The Devimahātmya, also known as the Durgāsaptasati or Candi, is the kind of hymn that instills in the reader a deep conviction that the Goddess pervades the universe-both its creator and protector.
Traditionally, the hymn is divided into three caritas or segments:
Segment 1 comprises Chapter 1, in which the Goddess assumes the form of Mahakali.
Segment 2 includes Chapters 2-4, where she becomes Mahālakşmi.
Segment 3 spans Chapters 5-13, in which she appears as Mahāsarasvati.
The 700 verses of the text reproduced here are drawn from my translation of the Markandeya Purāņa, Volume 86 of the 100-volume Ancient Indian Tradition and Mythology series, published by Motilal Banarsidass.

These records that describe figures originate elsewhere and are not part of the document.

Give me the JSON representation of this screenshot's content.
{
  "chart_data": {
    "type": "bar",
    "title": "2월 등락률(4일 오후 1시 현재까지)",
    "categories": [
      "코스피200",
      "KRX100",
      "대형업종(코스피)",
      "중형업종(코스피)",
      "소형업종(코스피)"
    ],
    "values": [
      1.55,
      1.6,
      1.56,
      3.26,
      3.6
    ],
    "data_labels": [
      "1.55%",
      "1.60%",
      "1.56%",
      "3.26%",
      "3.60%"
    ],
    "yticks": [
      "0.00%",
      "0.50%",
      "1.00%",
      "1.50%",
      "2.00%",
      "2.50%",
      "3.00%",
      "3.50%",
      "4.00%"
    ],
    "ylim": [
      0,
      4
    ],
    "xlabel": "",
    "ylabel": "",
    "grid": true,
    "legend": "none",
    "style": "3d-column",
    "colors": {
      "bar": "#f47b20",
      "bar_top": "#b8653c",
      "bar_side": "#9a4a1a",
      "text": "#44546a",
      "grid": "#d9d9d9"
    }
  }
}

This translation seeks to re-create the aesthetic and emotional experience of the original, rather than following a rigid word-for-word approach.
About the Author:
I. S. MADUGULA, Ph.D., is convinced that the simplest and the straightest path to understanding 'the meaning of life' is through an inquiry into one's own origins, one's own Self, and one's own inevitable mergence into the Supreme Consciousness. As a writer, his passion is the application of linguistic techniques to the analysis of poetry and how it touches one's inmost being. While The Acārya is an effort to understand how Sankara helps in the former endeavor, his two later works, Sankara the Poet: Śivanandalahari (2021) and Beauty and the Saint: Sankara Saundaryalahari (2023) aim to understand how his poetry uniquely engages the savant.